Hi, it’s me, a work in progress :)


    Hi! My name is Catherine Holcombe. I am from Tacoma Washington where I was Jesuit  born and bred through St. Leo’s Parish and Bellarmine Preparatory High School.  I went to Scripps College for Women earning my B.A. in American Studies. My undergraduate study abroad experience in Chile was one of the most challenging and impactful experiences of my life. When I joined the Jesuit Volunteer Corps after undergrad. I learned the phrase “ruined for life,” but I think my first real “ruining” took place in Valparaiso Chile, in which my world was turned upside down, not only because I travelled across hemispheres and it was summer at Christmastime. There, I was met with testimonies of dictatorship, torture, death and witnessed the harming effects of neoliberalism, feeeling strongly the reality of inequality and death in our world. Yet, I also felt the beauty of human resilience and God’s enduring presence despite life’s fragility and unfairness. This began a conversion process toward a real relationship with God, which was nurtured by two years of the Jesuit Volunteer Corps: one in San Jose serving predominantly latino immigrant families through an after school enrichment program, and a second in New York City working for a nonprofit advocating for the people of Washington Heights in various ways. The latino community’s faith is something that continues to inspire me in my faith, though I have not been professionally involved in this arena for a few years!  I currently live with an amazing woman who hails from Mexico and we often say the rosary together in Spanish over the phone with her family in the evenings.

    I graduated with my M.Div from the Jesuit School of Theology in 2019 and am incredibly grateful for the experience to enliven my faith and understand the wonders and challenges of our Church and our world. I developed a love for the Word of God at the J.S.T. and had a couple surprisingly powerful experiences of preaching there (In short, I didn’t expect the Spirit to move in the way that it did). I also learned a ton there through a partnership God placed me in, with my roommate who developed a neurological disability throughout our studies. Walking with her to navigate this disability, supported by our community, was a blessed and humbling challenge in learning solidarity and compassionate support.

    I just finished my first year as a teacher of Christian Scriptures & Church History / Ethics & Social Justice at Salesian College Preparatory, in which I had the joy of working with students of many different backgrounds and walks of life in Richmond, CA.  This venture was short lived due to budget cuts, and I was unfortunately informed this Holy Week that I could not return. However, this brought me into a “liminal space” that was very rich and made me reflect on my calling. I went on many walks, which is my favorite way to pray. I was brought back to the tomb of Jesus which I had the privilege to preach outside of, but not the privilege to speak inside of as planned (a story perhaps for another post).  I wondered what plans God had for me.  Turns out, in my next chapter, I will continue to teach basically the same subjects at a high school in Alameda.  Additionally, I have facilitated Confirmation Prep for the past few years.  First at Our Lady of Lourdes Church in Oakland, and for the last two years at Corpus Christi Church in Piedmont. I am sustained in my work with high schoolers by helping students connect to their consciences, listen to God through Scripture and prayer, and helping them to know their worth as children of God. I also spiritually direct on occasion.
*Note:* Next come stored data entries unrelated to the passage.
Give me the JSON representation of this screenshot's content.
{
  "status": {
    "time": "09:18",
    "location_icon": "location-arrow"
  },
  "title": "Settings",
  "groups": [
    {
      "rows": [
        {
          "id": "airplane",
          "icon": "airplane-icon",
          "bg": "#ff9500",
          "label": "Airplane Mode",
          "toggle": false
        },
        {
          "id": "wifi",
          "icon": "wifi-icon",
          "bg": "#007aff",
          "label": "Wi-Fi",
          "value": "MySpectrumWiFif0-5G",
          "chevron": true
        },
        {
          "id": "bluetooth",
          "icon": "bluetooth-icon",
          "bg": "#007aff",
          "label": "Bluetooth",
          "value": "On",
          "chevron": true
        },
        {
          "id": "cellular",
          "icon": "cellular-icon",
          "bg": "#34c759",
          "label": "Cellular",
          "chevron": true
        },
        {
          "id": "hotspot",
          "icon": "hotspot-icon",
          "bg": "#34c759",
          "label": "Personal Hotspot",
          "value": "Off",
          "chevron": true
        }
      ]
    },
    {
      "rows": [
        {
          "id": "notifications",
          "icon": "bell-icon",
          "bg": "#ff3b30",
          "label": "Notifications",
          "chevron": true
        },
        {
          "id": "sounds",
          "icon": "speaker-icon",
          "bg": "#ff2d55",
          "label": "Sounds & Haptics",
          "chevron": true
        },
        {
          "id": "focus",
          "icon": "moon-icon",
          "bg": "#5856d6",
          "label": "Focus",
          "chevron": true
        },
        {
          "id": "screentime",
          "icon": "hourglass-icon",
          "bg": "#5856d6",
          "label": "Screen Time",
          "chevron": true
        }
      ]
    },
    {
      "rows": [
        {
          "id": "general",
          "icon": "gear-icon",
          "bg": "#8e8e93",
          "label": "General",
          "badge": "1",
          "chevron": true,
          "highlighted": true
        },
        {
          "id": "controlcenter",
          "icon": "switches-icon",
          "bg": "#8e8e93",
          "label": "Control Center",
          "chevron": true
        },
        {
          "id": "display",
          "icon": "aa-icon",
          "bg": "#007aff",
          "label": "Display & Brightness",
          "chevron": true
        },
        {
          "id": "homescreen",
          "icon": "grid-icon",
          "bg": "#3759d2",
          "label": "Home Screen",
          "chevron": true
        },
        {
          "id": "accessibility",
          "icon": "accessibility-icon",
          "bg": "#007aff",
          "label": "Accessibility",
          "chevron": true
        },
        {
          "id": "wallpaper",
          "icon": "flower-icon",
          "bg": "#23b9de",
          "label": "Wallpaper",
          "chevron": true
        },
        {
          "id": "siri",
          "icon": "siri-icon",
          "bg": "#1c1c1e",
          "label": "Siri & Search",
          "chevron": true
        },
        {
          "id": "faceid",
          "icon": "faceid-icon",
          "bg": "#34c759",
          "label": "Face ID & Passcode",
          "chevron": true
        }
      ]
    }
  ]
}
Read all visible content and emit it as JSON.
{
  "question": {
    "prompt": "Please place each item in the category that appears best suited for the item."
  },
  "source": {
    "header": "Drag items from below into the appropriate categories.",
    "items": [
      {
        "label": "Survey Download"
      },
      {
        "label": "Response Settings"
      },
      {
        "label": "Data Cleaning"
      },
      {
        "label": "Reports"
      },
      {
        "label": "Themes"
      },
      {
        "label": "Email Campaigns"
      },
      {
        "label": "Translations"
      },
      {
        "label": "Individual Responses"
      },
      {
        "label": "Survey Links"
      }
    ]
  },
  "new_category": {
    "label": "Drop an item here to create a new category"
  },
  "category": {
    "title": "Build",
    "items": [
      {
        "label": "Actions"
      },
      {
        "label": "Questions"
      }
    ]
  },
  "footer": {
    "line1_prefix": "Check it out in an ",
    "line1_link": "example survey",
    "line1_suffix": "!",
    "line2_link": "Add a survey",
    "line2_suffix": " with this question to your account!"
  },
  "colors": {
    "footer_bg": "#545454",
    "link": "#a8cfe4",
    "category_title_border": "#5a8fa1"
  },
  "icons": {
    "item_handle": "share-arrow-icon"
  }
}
a.  I enter this workshop praying for the intentions of listening and fortitude. I want to bring honesty, love and passion into this space. I want to risk bringing the complexities and messiness of my own thoughts and beliefs into this space in hopes that the Holy Spirit can air them out. To be honest, I do not consider myself much of an “activist” so being a part of collective work to “scheme” will stretch me but I am looking forward to the encouragement and challenge to explore how I am best suited to act prayerfully and genuinely to follow my/our call.

b. I have asked Saint Teresa and Saint Ignatius to be with me on this journey. I ask for the gift of discernment, and interior listening that might result in constructive action. 

6 thoughts on “Hi, it’s me, a work in progress :)

  1. My cousin was also “ruined for life” after attending Seattle University and spending two years in the Jesuit Volunteer Corps! She served in New Orleans, met her husband in the JVC, and they settled in NOLA where they both teach in underserved communities. I, too, am praying to be able to listen. I am a blabbermouth Italian from Brooklyn, NY…listening is not one of my strengths! I’ll pray for you and ask you to pray for me to be quiet and listen for the still, small voice of God!

  2. Hello Catherine, welcome to being with us! I look forward to getting to know you better and to discerning together. Blessings

  3. Hi Catherine – I appreciate the image of your world been turned upside down as you experienced the multiple dimensions of Chile. I will be most interested in learning how you integrated the experience in your being going forward and what you carry with you to this day from its impact. Diane

  4. Catherine, I love your summation of the upsidedowness of Chile and how it helped you see rightly, through summer Christmas, torture, neolibralism, and inequality, showing you resilience and God’s presence, enduring.